Right, yeah I see, all that matters is that P is the one who's completely polarised. So we're seeing that there's an inherent disadvantage to being in the middle in the betting order, because you're at the mercy of others as to whether you get your fair share of checkdowns. Although I suppose everything is still going to even out over time as we experience our fair share of seating arrangements.

I was curious to see what happens in your toy game if A knows P is overbluffing and responds by always calling... Doesn't go well for A.

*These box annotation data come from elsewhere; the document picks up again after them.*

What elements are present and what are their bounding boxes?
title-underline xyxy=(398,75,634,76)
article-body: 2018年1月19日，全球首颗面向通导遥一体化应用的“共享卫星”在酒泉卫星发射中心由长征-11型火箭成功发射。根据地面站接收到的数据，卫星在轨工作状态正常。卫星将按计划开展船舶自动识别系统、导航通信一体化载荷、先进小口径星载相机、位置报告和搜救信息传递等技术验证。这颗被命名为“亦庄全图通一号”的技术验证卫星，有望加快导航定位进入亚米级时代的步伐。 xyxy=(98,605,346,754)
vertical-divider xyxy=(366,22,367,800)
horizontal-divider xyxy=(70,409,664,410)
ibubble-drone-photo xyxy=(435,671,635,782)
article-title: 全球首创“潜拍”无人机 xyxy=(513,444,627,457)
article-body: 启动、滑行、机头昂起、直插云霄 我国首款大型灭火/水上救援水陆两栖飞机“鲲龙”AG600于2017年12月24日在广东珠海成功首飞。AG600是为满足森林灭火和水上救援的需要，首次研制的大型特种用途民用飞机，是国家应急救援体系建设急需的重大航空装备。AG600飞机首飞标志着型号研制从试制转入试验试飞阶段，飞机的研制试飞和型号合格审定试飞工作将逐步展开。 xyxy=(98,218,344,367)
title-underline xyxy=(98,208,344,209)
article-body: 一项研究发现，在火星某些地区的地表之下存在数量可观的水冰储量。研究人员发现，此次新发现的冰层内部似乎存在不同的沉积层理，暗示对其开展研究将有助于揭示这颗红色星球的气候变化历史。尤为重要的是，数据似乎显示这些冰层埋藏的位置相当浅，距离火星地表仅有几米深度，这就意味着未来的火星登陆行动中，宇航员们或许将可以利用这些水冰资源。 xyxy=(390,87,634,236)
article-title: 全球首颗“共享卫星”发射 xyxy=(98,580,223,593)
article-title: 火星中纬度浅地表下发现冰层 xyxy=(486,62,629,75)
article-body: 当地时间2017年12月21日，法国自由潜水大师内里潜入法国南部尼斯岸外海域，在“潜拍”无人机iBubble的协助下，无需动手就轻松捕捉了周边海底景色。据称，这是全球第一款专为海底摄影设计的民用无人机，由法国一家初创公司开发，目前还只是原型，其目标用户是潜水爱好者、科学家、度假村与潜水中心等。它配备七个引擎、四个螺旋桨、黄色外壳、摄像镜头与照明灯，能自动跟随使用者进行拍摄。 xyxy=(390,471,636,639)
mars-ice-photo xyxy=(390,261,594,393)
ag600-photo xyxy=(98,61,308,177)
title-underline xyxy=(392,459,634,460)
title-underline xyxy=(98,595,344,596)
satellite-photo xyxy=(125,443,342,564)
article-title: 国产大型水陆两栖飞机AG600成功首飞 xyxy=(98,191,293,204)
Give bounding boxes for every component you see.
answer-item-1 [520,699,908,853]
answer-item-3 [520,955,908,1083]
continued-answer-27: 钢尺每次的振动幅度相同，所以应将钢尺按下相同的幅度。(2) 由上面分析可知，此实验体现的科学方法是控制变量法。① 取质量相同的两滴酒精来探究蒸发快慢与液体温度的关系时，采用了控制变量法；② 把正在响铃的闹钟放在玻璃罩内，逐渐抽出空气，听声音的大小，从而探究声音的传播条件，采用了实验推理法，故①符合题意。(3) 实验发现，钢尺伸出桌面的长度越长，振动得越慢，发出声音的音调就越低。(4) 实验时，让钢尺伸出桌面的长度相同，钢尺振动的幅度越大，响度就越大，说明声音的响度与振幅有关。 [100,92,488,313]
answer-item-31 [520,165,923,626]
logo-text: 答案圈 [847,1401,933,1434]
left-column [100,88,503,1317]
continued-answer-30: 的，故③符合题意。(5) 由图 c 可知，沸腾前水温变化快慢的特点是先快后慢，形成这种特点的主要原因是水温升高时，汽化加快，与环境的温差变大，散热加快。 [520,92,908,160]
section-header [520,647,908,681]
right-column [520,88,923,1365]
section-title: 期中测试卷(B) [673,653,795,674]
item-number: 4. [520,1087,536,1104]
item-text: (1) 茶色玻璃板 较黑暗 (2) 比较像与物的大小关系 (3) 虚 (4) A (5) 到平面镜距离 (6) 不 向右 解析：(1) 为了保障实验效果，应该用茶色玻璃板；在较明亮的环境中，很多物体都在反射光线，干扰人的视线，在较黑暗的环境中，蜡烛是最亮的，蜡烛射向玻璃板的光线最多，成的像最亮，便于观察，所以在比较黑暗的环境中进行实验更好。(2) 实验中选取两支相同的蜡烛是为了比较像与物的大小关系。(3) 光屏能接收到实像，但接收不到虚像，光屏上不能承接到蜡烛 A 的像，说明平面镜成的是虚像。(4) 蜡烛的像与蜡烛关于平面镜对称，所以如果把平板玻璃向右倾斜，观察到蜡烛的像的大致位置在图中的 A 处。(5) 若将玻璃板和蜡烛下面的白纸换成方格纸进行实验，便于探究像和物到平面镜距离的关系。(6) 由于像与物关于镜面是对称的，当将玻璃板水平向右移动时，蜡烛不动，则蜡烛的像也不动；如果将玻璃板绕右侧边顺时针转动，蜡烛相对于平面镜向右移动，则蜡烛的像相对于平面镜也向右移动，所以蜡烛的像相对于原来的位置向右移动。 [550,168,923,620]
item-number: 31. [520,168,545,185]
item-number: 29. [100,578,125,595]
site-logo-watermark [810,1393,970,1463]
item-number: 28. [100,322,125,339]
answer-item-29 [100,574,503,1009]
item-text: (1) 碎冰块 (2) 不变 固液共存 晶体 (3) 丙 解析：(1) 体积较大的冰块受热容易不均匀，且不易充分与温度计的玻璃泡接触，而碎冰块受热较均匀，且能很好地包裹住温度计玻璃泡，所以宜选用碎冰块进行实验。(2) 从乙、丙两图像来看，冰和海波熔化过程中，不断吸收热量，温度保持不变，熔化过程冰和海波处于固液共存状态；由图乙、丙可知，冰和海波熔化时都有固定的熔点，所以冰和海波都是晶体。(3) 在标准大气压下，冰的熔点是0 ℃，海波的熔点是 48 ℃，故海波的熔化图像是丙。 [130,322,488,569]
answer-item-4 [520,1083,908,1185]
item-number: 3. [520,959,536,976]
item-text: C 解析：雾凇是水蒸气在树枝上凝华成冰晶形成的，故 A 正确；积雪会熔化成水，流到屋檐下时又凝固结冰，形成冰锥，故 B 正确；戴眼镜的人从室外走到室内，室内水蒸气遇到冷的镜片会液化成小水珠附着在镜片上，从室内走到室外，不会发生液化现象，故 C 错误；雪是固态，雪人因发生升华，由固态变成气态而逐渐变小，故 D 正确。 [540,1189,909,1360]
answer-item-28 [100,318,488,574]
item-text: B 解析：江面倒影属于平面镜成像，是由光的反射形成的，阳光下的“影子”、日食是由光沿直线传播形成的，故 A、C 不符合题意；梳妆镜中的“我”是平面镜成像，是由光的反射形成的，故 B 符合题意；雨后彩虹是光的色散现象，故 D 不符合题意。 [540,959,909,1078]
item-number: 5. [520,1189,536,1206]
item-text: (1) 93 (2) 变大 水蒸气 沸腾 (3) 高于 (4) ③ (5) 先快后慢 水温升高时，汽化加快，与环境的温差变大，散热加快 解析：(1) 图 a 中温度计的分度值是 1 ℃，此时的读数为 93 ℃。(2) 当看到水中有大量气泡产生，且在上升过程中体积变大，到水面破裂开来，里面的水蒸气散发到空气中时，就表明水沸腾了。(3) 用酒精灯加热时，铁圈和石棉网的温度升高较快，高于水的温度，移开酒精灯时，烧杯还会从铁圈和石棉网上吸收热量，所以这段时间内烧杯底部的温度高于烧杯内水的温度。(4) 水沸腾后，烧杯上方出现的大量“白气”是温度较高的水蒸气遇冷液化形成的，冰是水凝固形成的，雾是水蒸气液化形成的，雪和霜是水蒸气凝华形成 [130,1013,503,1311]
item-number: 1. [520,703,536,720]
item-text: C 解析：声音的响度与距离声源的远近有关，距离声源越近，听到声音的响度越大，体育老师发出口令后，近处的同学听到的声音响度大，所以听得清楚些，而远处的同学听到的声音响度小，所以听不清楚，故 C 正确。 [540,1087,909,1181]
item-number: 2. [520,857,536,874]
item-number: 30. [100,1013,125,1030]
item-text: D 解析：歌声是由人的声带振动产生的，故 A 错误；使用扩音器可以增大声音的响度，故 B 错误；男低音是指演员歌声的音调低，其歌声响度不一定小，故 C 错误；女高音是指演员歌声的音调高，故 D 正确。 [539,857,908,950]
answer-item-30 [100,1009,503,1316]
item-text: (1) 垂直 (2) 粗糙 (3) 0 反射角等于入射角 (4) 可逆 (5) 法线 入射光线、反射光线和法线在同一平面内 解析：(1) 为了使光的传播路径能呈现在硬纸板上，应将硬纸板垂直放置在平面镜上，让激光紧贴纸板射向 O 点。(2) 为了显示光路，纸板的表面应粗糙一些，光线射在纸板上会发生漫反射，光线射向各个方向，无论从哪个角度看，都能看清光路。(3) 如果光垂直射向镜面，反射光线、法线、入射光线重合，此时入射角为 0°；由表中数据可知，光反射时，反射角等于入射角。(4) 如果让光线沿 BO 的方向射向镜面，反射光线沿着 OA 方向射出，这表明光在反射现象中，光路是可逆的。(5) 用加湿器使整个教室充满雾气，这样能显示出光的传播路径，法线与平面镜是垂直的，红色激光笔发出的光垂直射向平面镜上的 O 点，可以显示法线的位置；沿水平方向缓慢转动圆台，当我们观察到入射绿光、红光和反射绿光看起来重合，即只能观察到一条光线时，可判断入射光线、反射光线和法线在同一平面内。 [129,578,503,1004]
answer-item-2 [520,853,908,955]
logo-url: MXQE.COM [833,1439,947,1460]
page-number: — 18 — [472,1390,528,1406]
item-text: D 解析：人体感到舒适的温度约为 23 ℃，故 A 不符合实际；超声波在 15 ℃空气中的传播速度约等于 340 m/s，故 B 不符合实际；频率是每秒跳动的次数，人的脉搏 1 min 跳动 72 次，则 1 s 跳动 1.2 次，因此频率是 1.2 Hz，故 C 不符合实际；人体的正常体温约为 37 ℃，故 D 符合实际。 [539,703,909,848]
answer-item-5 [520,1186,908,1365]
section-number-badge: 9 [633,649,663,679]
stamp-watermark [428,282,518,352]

Not really sure what B's Nash overcalling freq should be given that A isn't ever supposed to call, but if B operates on the assumption that P is playing Nash and A is calling 1/2 then we have B overcalling 1/4 and EVs are now:
P 0.95
A -0.05
B 0.1

If B knows what's up then he should overcall 3/8 and now EVs are:
P 1.025
A -0.1375
B 0.1125

I said this in the example. B overcalls 0%. That is included in his Nash equilibrium strategy. The reason is because if B ever overcalls, then not only is A's calling range not at equilibrium anymore, but P has an incentive to change his bluffing strategy (since now his bets have a chance of getting called twice).

So in fact, if A knows P is bluffing too much, he can start calling 100% of the time, and if B doesn't deviate from GTO, it is HIS EV that now drops to 0, and the EVs are distributed .8/.2/0. So this then becomes an example of one player exploiting another player and freezing out a third player who is playing GTO.